Bertanya Takdir

“Kapan nikah?”

“Kapan nikah? Sudah tua lho, keburu gak laku..”

“Kapan nikah? Temenmu lho sudah bawa cucu..”

“Kapan nikah? Gak usah terlalu pemilih..”

“Kapan hamil?”

“Kok gak hamil-hamil? Ditunda ya?”

“Buruan punya momongan, biar ramai..”

“Kapan punya momongan, biar anakku ada temennya..”

Selintas ucapan-ucapan tersebut terdengar umum di telinga kita. Bahkan sebagian besar kita mungkin pernah mendapat ucapan demikian. Ada sebagian kita yang menganggap ucapan-ucapan tersebut hanyalah basa-basi, guyon dan pemanis obrolan saja. Mungkin malah sama sekali tidak terpikir bahwa yang ditanyai bakal tersinggung. Tapi, heii.. kondisi mental setiap orang tentu saja berbeda. Ada yang sedang baik-baik saja ada yang sedang berjuang untuk menerima. Bayangkan seseorang yang sedang berusaha dengan sangat keras untuk mendapat momongan, sudah promil sana sini, sudah konsumsi ini itu, tapi bertahun-tahun belum juga diberi. Lalu tiba-tiba ada seseorang yang dengan polosnya bertanya, “Kok gak hamil-hamil? Ditunda ya? Jangan ditunda-tunda, nanti malah susah lho..”
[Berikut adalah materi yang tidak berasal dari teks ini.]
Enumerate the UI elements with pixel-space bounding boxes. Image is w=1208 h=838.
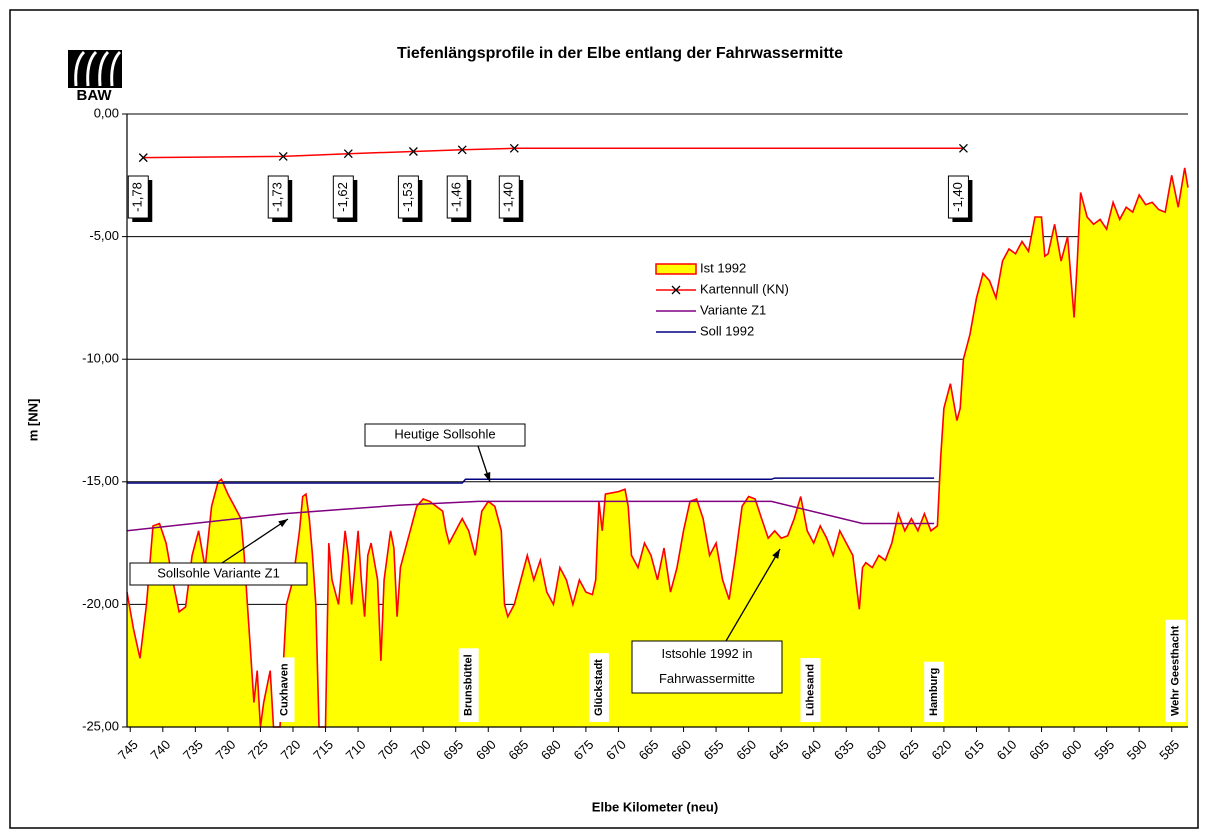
annotation-box (364, 423, 526, 447)
legend-marker (671, 285, 681, 295)
marker (343, 149, 353, 159)
annotation-box (631, 640, 783, 694)
legend-label: Ist 1992 (700, 260, 746, 275)
label-box (332, 175, 354, 219)
area (127, 167, 1188, 727)
annotation: Istsohle 1992 in (661, 646, 752, 661)
logo-text: BAW (77, 87, 113, 104)
y-tick-label: -5,00 (89, 228, 119, 243)
place-box (588, 653, 609, 722)
arrow (221, 518, 289, 564)
label-box (267, 175, 289, 219)
legend-label: Kartennull (KN) (700, 281, 789, 296)
area-outline (126, 167, 1189, 728)
data-label: -1,73 (270, 182, 285, 212)
y-tick-label: -20,00 (82, 596, 119, 611)
place-label: Lühesand (804, 664, 816, 716)
data-label: -1,53 (400, 182, 415, 212)
annotation: Sollsohle Variante Z1 (157, 565, 280, 580)
data-label: -1,40 (950, 182, 965, 212)
arrow-head (772, 549, 780, 559)
place-label: Wehr Geesthacht (1170, 625, 1182, 716)
place-label: Glückstadt (593, 659, 605, 716)
place-box (924, 661, 945, 722)
marker (457, 145, 467, 155)
marker (278, 151, 288, 161)
place-label: Hamburg (928, 668, 940, 716)
x-axis-label: Elbe Kilometer (neu) (592, 799, 718, 814)
label-box (947, 175, 969, 219)
marker (408, 147, 418, 156)
y-tick-label: 0,00 (94, 105, 119, 120)
annotation-box (129, 562, 308, 586)
place-box (274, 657, 295, 722)
marker (138, 153, 148, 163)
arrow-head (483, 472, 491, 482)
marker (509, 143, 519, 153)
place-label: Brunsbüttel (463, 654, 475, 716)
data-label: -1,40 (501, 182, 516, 212)
line (127, 477, 935, 484)
place-box (1165, 619, 1186, 722)
y-axis-label: m [NN] (25, 399, 40, 442)
label-box (397, 175, 419, 219)
place-box (458, 648, 479, 722)
place-label: Cuxhaven (278, 663, 290, 716)
legend-swatch (655, 263, 697, 275)
annotation: Heutige Sollsohle (394, 426, 495, 441)
arrow (725, 548, 781, 642)
label-box (127, 175, 149, 219)
data-label: -1,78 (130, 182, 145, 212)
y-tick-label: -25,00 (82, 718, 119, 733)
legend-label: Soll 1992 (700, 323, 754, 338)
line (126, 500, 935, 532)
place-box (800, 658, 821, 722)
y-tick-label: -15,00 (82, 473, 119, 488)
legend-label: Variante Z1 (700, 302, 766, 317)
label-box (446, 175, 468, 219)
arrow-head (278, 519, 288, 528)
data-label: -1,62 (335, 182, 350, 212)
logo: BAW (68, 50, 122, 104)
y-tick-label: -10,00 (82, 351, 119, 366)
annotation: Fahrwassermitte (659, 671, 755, 686)
label-box (498, 175, 520, 219)
chart-title: Tiefenlängsprofile in der Elbe entlang d… (397, 45, 843, 62)
legend: Ist 1992 Kartennull (KN) Variante Z1 Soll 1… (652, 257, 838, 341)
data-label: -1,46 (449, 182, 464, 212)
marker (958, 143, 968, 153)
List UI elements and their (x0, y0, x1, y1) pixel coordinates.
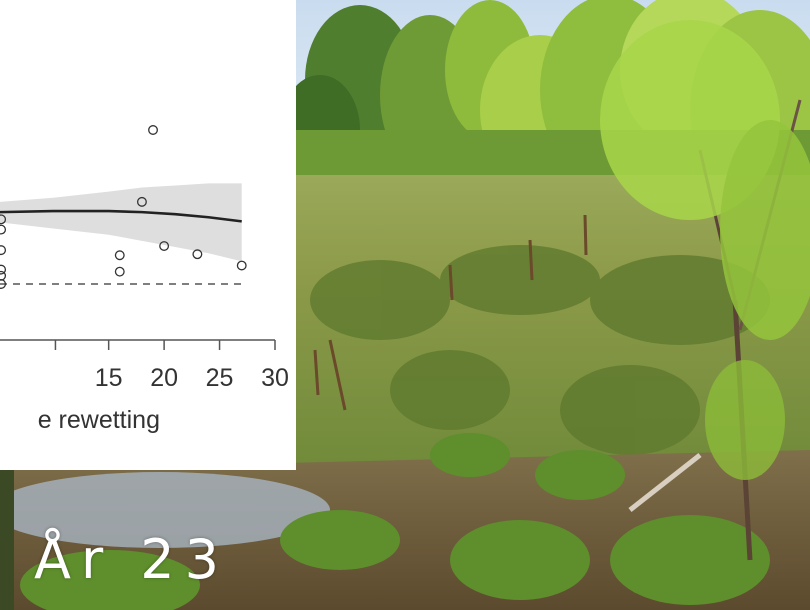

(angkat bahu) Bagaimana menurutmu perasaannya? Atau tidak usah jauh-jauh deh, pertanyaan “Kapan hamil?” yang terdengar lebih halus di telinga dan perasaan orang normal, akan sangat mungkin menggores perasaannya yang sedang sensitif. Paling banyak mereka hanya akan merespon dengan tersenyum, tapi dalam hatinya sungguh sedih. Yang bertanya bahkan tidak tahu seberapa keras ia berusaha. Namun menjelaskan semua ini rasanya tidak mungkin, apalagi jika di awal sudah dicap duluan.

Namun tidak semua orang yang ditanyai demikian bakal menganggap serupa. Mungkin ada yang tersinggung

Seorang kerabat bercerita padaku perihal kehidupan pernikahannya yang sudah dijalani selama kurang lebih tujuh tahun. Kehidupan rumah tangganya harmonis. Suaminya pekerja keras dan menafkahi dengan baik. Ia juga awalnya seorang pekerja yang kemudian memilih resign setelah dua tahun menikah. Alasannya sudah tentu bisa kita tebak, untuk lebih fokus mempersiapkan diri memiliki momongan. Usaha-usaha mulai dari saran untuk mengkonsumsi ini itu sampai program kehamilan sudah dilakukan. Namun belum membuahkan hasil. Sampai pada satu titik dia bercerita, saking lamanya ia belum juga hamil, sampai ada seseorang yang mengatainya gabug.

Oh, wow! Aku speechless, kehabisan kata-kata mendengarnya. Bagiamana bisa ada seseorang yang tega mengeluarkan kata-kata seperti itu. Gabug secara harfiah berarti kosong alias tidak ada bijinya. Untuk manusia, bisa dimaksudkan tidak ada keturunan. Aku membayangkan perasaannya ketika mendapatkan perkataan demikian. Yang pasti, itu sangat menyakitkan. Namun sayangnya, yang mengatai seringkali tidak sadar bahwa sebagai basa-basi pun, perkataan seperti itu tidaklah elok dilontarkan. Sebagai guyonan, perkataan seperti itu tidaklah lucu, justru sebaliknya.

Begini, tidak setiap rasa penasaran pada orang lain, perlu kita tanyakan. Tidak setiap uneg-uneg tentang orang lain, perlu kita sampaikan. Manusia punya perasaan dan dengan perasaan itu seharusnya kita bisa mengukur, bisa mengira-ngira, kalau sekiranya ada beberapa hal yang sangat rawan ditanyakan atau kita tidak perlu menyampaikan ke yang bersangkutan sepenasaran apapun kita. Entah itu mau diatasnamakan basa-basi, guyonan ataupun perhatian, ada baikanya kita bisa mengeremnya sendiri. Mempertanyakan takdir Tuhan yang berlaku pada diri orang lain. Maksudnya? Ketika kita bertanya demikian, sejatinya kita sedang mempertanyakan takdir Tuhan yang berlaku padanya. Kita lupa bahwa hamil adalah kuasa Tuhan semata. Manusia boleh berusaha, tapi tetap Tuhan lah yang memberi kun-Nya. Jadi sebenarnya siapa yang lebih tepat kita tanyai?